Answer: These decisions are not always easy and straightforward. In this case, additional information would be helpful to understand several unknown factors:
- When were lisinopril and simvastatin started and were they discontinued or continued after the event? Simvastatin is labeled for increase LFTs and lisinopril for hepatic failure: two places to check labels (package inserts or prescribing information) are Drugs@FDA or DailyMed (https://dailymed.nlm.nih.gov/).
- Are there any other cases? Usually more than one case is needed.
- Is there evidence for biologic plausibility? Are other drugs in the same class as Drug X known to cause liver injury?

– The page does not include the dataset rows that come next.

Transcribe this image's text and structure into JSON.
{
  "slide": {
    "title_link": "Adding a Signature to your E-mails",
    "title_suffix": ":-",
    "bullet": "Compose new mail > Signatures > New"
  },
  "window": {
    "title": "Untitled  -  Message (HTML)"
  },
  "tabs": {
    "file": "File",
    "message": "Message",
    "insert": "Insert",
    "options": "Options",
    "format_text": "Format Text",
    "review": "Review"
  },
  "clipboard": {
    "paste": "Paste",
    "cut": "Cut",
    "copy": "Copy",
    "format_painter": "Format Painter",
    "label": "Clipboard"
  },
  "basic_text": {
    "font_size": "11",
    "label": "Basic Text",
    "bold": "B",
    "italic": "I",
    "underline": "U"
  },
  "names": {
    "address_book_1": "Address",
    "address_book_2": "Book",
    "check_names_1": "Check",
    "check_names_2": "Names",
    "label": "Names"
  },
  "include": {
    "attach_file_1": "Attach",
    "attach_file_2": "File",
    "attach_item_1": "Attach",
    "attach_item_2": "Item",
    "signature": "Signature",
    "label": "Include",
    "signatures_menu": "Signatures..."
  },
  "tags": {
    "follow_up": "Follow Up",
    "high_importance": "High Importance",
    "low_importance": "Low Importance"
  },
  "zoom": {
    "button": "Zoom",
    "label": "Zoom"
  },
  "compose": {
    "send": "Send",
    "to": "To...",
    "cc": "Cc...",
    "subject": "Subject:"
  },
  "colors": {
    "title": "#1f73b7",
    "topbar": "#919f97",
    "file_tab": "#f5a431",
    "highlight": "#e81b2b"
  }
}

- What is the exposure to this drug? For example, did this one patient experience liver failure out of only 10 patients exposed to Drug X (10%), or did this one patient experience liver failure out of millions of patients exposed to Drug X?
Question 1:
Safety data is only collected during the later phases of the clinical development program for a medical product.
True or False?
Answer: False
Safety data collection is NOT limited to the later phases of the clinical development program, but are collected throughout the lifecycle of FDA-regulated products.
Question 2:
Health care providers are required to report all adverse drug events.
True or False?
Answer: False
Reporting of adverse drug reactions is voluntary for health care providers, but is required for manufacturers. However, it is important for health care providers to report ADRs to support safe medication use.
Question 3:
The frequency of experiencing adverse drug event X for a given drug can be determined through spontaneous reporting systems.
True or False?
Answer: False
FDA does not receive reports for every adverse event because it is a voluntary system.
• Frequency cannot be determined because we do not know the total number
of people experiencing an ADR (numerator) or the total number of people receiving the drug (denominator).

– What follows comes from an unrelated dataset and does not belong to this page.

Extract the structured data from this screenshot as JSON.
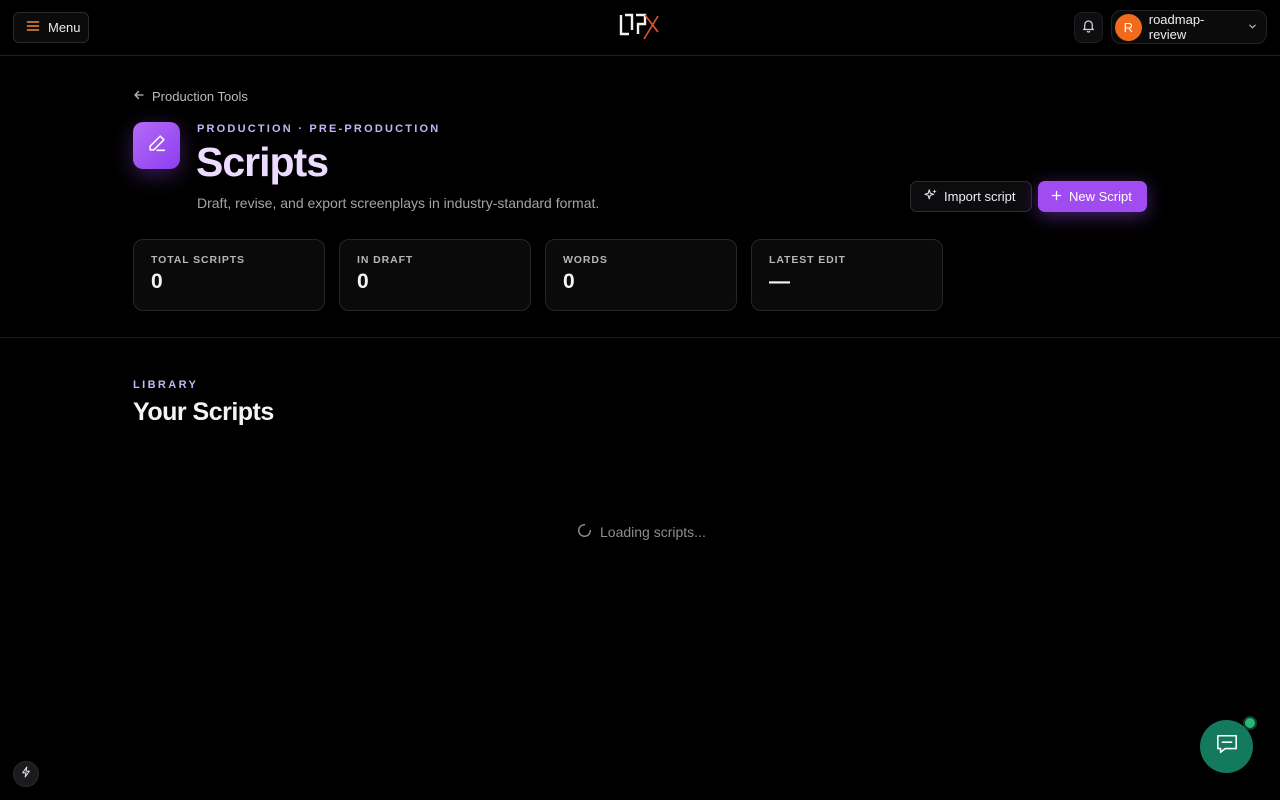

• The FDA Adverse Event Reporting System (FAERS) has limitations, e.g. time on market can influence the number of reports, and reports can increase due to publicity (when an adverse event with a drug is reported in the news).
Question 4:
A safety signal could be:
A. A new, previously unknown, adverse event
B. A new drug interaction
C. An observed change in quantity, severity, or in the affected population of a known adverse event
D. All of the above
Answer: D (All of the above)
Illustrations of safety signals include (1) new unlabeled adverse events, (2) an observed increase in a labeled event (already listed in the package insert) or a greater severity or specificity of a labeled event, (3) an unrecognized drug-drug interaction, or (4) a newly identified at-risk population (e.g. patients with kidney disease).

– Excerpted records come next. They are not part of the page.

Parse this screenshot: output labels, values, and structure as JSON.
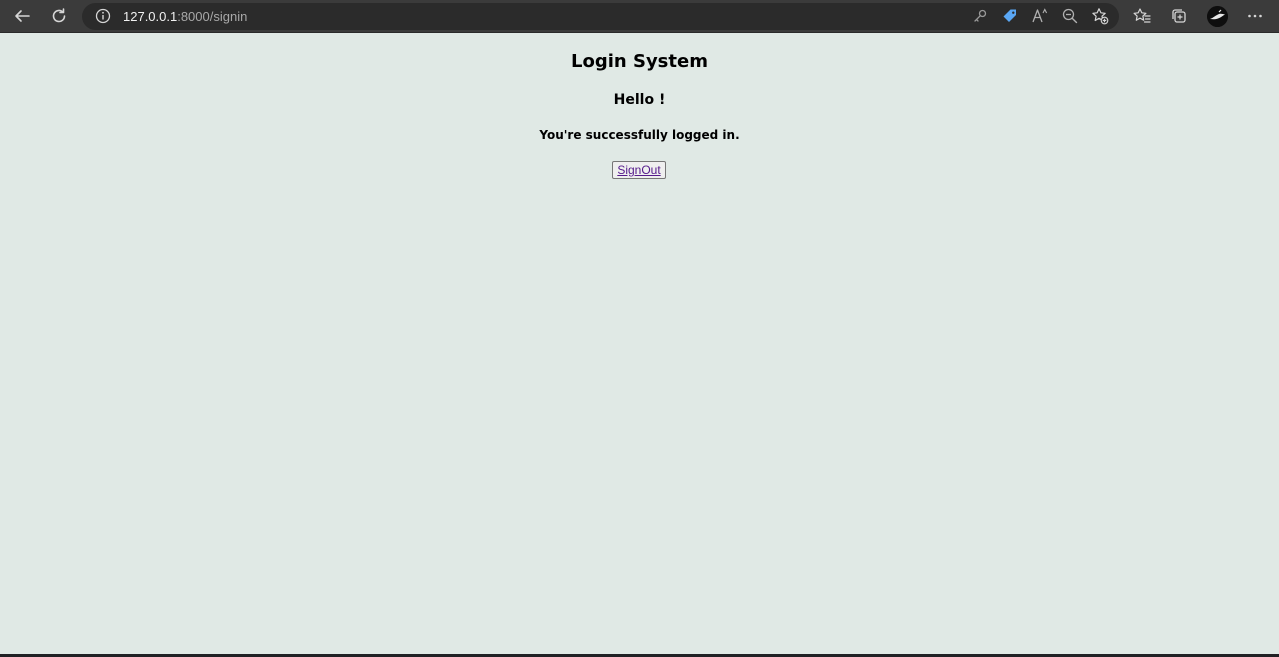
{
  "browser": {
    "url_host": "127.0.0.1",
    "url_path": ":8000/signin",
    "icons": {
      "back": "back-arrow-icon",
      "refresh": "refresh-icon",
      "site_info": "info-icon",
      "password_key": "key-icon",
      "coupon_tag": "tag-icon",
      "read_aloud": "read-aloud-icon",
      "zoom": "zoom-out-icon",
      "add_favorite": "add-favorite-icon",
      "favorites": "favorites-icon",
      "collections": "collections-icon",
      "profile": "avatar",
      "menu": "more-icon"
    },
    "colors": {
      "toolbar": "#3b3b3b",
      "address_bar": "#2b2b2b",
      "tag_icon": "#5aa7f5"
    }
  },
  "page": {
    "title": "Login System",
    "greeting": "Hello !",
    "status": "You're successfully logged in.",
    "signout_label": "SignOut",
    "colors": {
      "background": "#e0e9e5",
      "link": "#551a8b"
    }
  }
}
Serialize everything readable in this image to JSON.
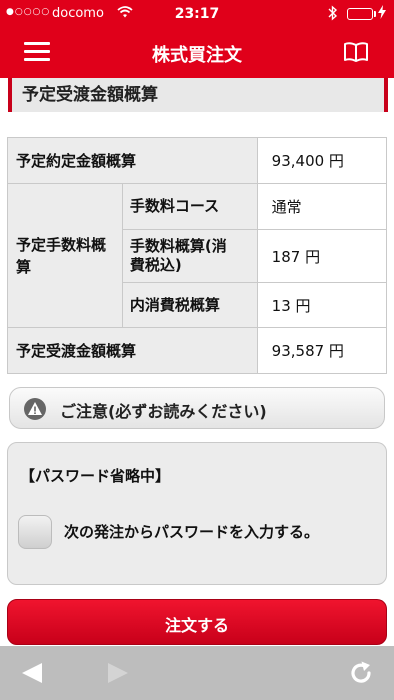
{
  "status_bar": {
    "signal": "●○○○○",
    "carrier": "docomo",
    "time": "23:17"
  },
  "nav": {
    "title": "株式買注文"
  },
  "section": {
    "title": "予定受渡金額概算"
  },
  "table": {
    "row1": {
      "label": "予定約定金額概算",
      "value": "93,400 円"
    },
    "fee_group_label": "予定手数料概算",
    "row2": {
      "sublabel": "手数料コース",
      "value": "通常"
    },
    "row3": {
      "sublabel": "手数料概算(消費税込)",
      "value": "187 円"
    },
    "row4": {
      "sublabel": "内消費税概算",
      "value": "13 円"
    },
    "row5": {
      "label": "予定受渡金額概算",
      "value": "93,587 円"
    }
  },
  "notice": {
    "label": "ご注意(必ずお読みください)"
  },
  "password": {
    "heading": "【パスワード省略中】",
    "checkbox_label": "次の発注からパスワードを入力する。"
  },
  "order_button": {
    "label": "注文する"
  },
  "colors": {
    "brand_red": "#e0001a",
    "toolbar_gray": "#bdbdbd"
  }
}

Presenter: Dr. Christine Chamberlain, PharmD, BCPS, CDE, U.S. Food and Drug Administration
Dr. Chamberlain is a Safety Evaluator in the U.S. Food and Drug Administration’s Division of Pharmacovigilance I. She is a retired Captain of the U.S. Public Service and has served in various clinical settings at the U.S. Indian Health Service, U.S. Substance Abuse and Mental Health Services Administration and the National Institutes of Health, with experience in internal medicine, endocrinology/diabetes, mental health, and transplantation. Dr. Chamberlain is a certified diabetes educator and board-certified pharmacotherapy specialist. As an FDA Safety Evaluator, she analyzes post-marketing adverse event data from the Food and Drug Administration Adverse Event Reporting System (FAERS) to identify drug safety concerns with diabetes medications and recommends actions to improve product safety. Dr. Chamberlain received a PharmD from Idaho State University and bachelor’s degree in Pharmacy from University of Rhode Island.